Dealing with “fake holidays”,

From a stress point of view, fake holidays are an unusual occurrence and tend to happen only in multinational corporations, where you can have multiple regional or religious holidays that only affect one area or country. This means that while you’re away, the work just piles up at exactly the same rate as if you were there. Thus when you come back. you end up with exactly the same amount of work as if you had not taken the time off. But you have to do it in a shorter period of time, meaning that essentially the holiday is pointless because you’re even more frazzled than you were originally.

It turns out that the solution to this is quite simple. You treat the holiday as if it’s a formal personal holiday. You prep people for it. You inform them and you behave as if it’s a hard paid time off, rather than merely an assumed holiday because the rest of your country/religion/group is taking it.

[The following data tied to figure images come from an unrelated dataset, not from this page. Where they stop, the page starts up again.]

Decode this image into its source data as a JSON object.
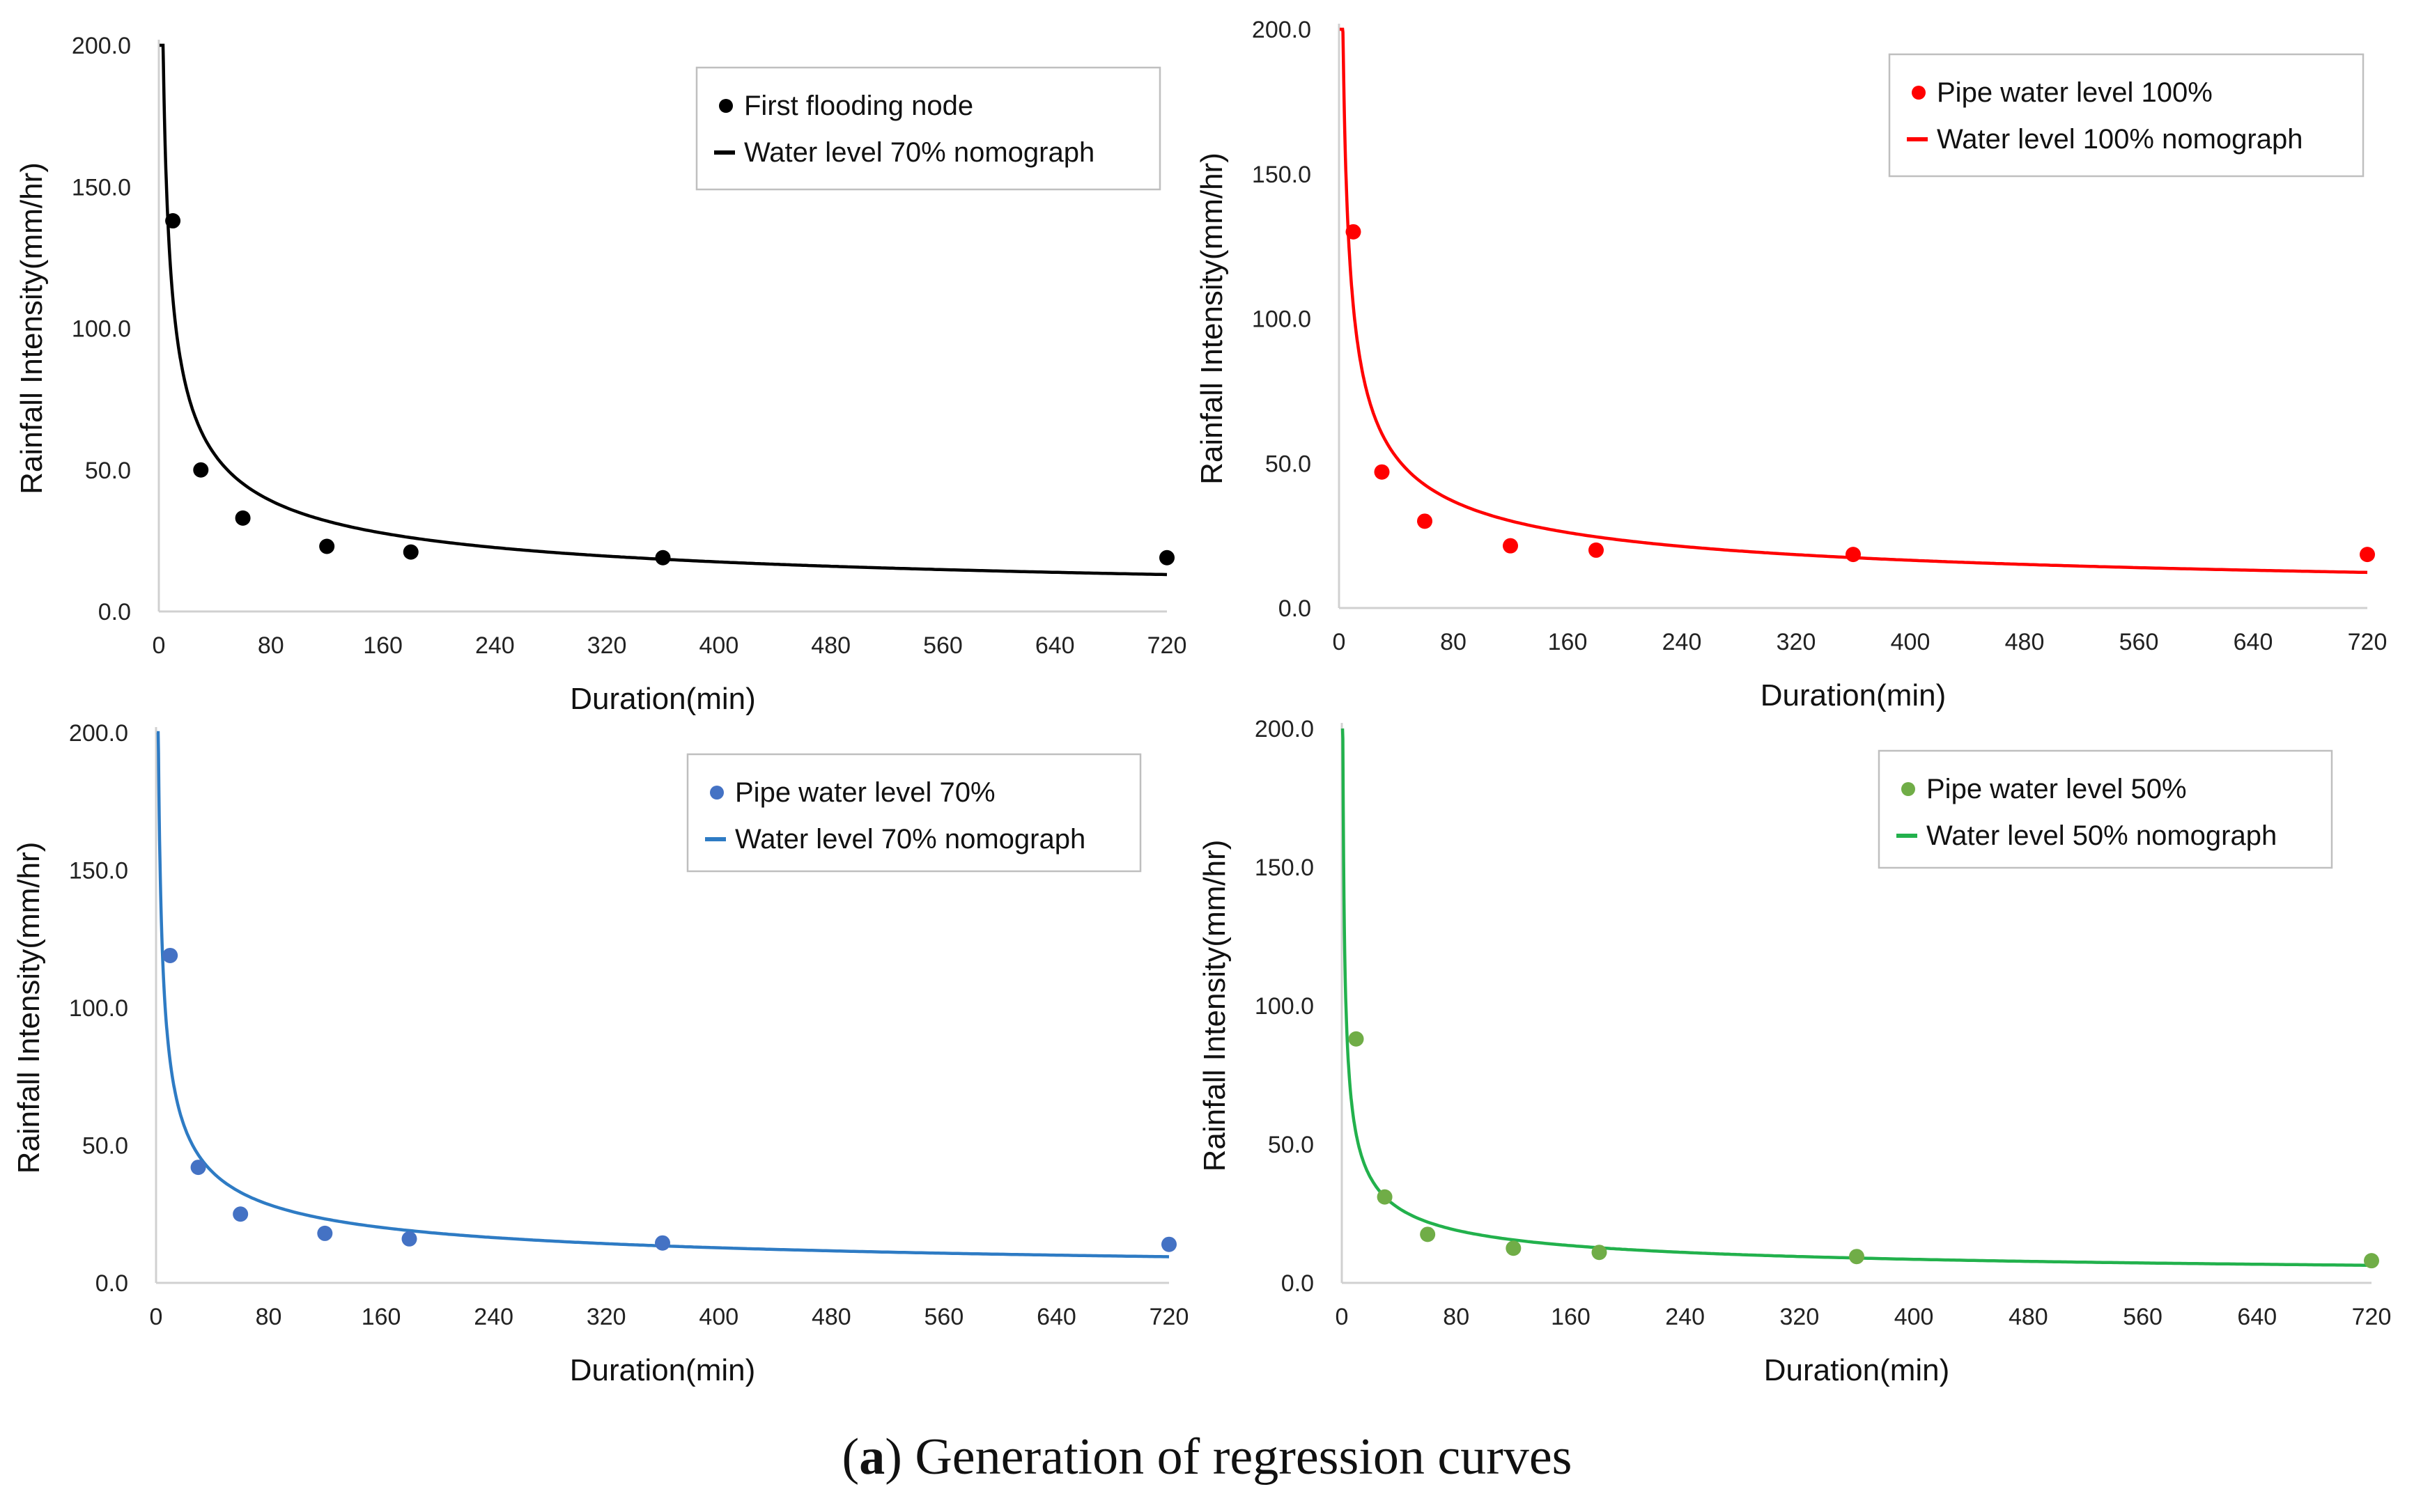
{
  "figure": {
    "caption_prefix": "(",
    "caption_letter": "a",
    "caption_suffix": ") Generation of regression curves"
  },
  "chart_data": [
    {
      "type": "scatter+line",
      "color": "#000000",
      "xlabel": "Duration(min)",
      "ylabel": "Rainfall Intensity(mm/hr)",
      "xlim": [
        0,
        720
      ],
      "ylim": [
        0,
        200
      ],
      "xticks": [
        0,
        80,
        160,
        240,
        320,
        400,
        480,
        560,
        640,
        720
      ],
      "yticks": [
        "0.0",
        "50.0",
        "100.0",
        "150.0",
        "200.0"
      ],
      "grid": false,
      "legend_position": "top-right",
      "points_label": "First flooding node",
      "curve_label": "Water level 70% nomograph",
      "points": {
        "x": [
          10,
          30,
          60,
          120,
          180,
          360,
          720
        ],
        "y": [
          138,
          50,
          33,
          23,
          21,
          19,
          19
        ]
      },
      "curve": {
        "a": 350,
        "b": 0.5
      }
    },
    {
      "type": "scatter+line",
      "color": "#ff0000",
      "xlabel": "Duration(min)",
      "ylabel": "Rainfall Intensity(mm/hr)",
      "xlim": [
        0,
        720
      ],
      "ylim": [
        0,
        200
      ],
      "xticks": [
        0,
        80,
        160,
        240,
        320,
        400,
        480,
        560,
        640,
        720
      ],
      "yticks": [
        "0.0",
        "50.0",
        "100.0",
        "150.0",
        "200.0"
      ],
      "grid": false,
      "legend_position": "top-right",
      "points_label": "Pipe water level 100%",
      "curve_label": "Water level 100% nomograph",
      "points": {
        "x": [
          10,
          30,
          60,
          120,
          180,
          360,
          720
        ],
        "y": [
          130,
          47,
          30,
          21.5,
          20,
          18.5,
          18.5
        ]
      },
      "curve": {
        "a": 330,
        "b": 0.5
      }
    },
    {
      "type": "scatter+line",
      "color": "#2e7bc4",
      "point_color": "#4472c4",
      "xlabel": "Duration(min)",
      "ylabel": "Rainfall Intensity(mm/hr)",
      "xlim": [
        0,
        720
      ],
      "ylim": [
        0,
        200
      ],
      "xticks": [
        0,
        80,
        160,
        240,
        320,
        400,
        480,
        560,
        640,
        720
      ],
      "yticks": [
        "0.0",
        "50.0",
        "100.0",
        "150.0",
        "200.0"
      ],
      "grid": false,
      "legend_position": "top-right",
      "points_label": "Pipe water level 70%",
      "curve_label": "Water level 70% nomograph",
      "points": {
        "x": [
          10,
          30,
          60,
          120,
          180,
          360,
          720
        ],
        "y": [
          119,
          42,
          25,
          18,
          16,
          14.5,
          14
        ]
      },
      "curve": {
        "a": 255,
        "b": 0.5
      }
    },
    {
      "type": "scatter+line",
      "color": "#22b14c",
      "point_color": "#70ad47",
      "xlabel": "Duration(min)",
      "ylabel": "Rainfall Intensity(mm/hr)",
      "xlim": [
        0,
        720
      ],
      "ylim": [
        0,
        200
      ],
      "xticks": [
        0,
        80,
        160,
        240,
        320,
        400,
        480,
        560,
        640,
        720
      ],
      "yticks": [
        "0.0",
        "50.0",
        "100.0",
        "150.0",
        "200.0"
      ],
      "grid": false,
      "legend_position": "top-right",
      "points_label": "Pipe water level 50%",
      "curve_label": "Water level 50% nomograph",
      "points": {
        "x": [
          10,
          30,
          60,
          120,
          180,
          360,
          720
        ],
        "y": [
          88,
          31,
          17.5,
          12.5,
          11,
          9.5,
          8
        ]
      },
      "curve": {
        "a": 170,
        "b": 0.5
      }
    }
  ]
}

The perfect example of this being implemented is in a lot of continental Europe. They have a lot of their public holidays on a Tuesday or a Thursday, and they tend to bridge them, so if they have them on a Tuesday, they take a Monday as paid time off. and then they inform everybody that they are taking both days off, this seems to work. People think of it in terms of a group of people taking paid time off, rather than a sudden surprise holiday that they haven’t catered for.

That’s it. Treat them as if they are paid time off and not a generalised holiday, such as New Year or the Christian Christmas, and you will find less work piles up.

Evil footnote: A useful side note to this situation is that this also helps you identify those who are not thinking in broader terms than just their part of the world. A good example is the recent Diwali holiday. This is as serious as Christmas or Ramadan. But you meet people who think of it in terms of only: “I wont get what I want from India today”, Such people are to be watched and encouraged to get up to speed.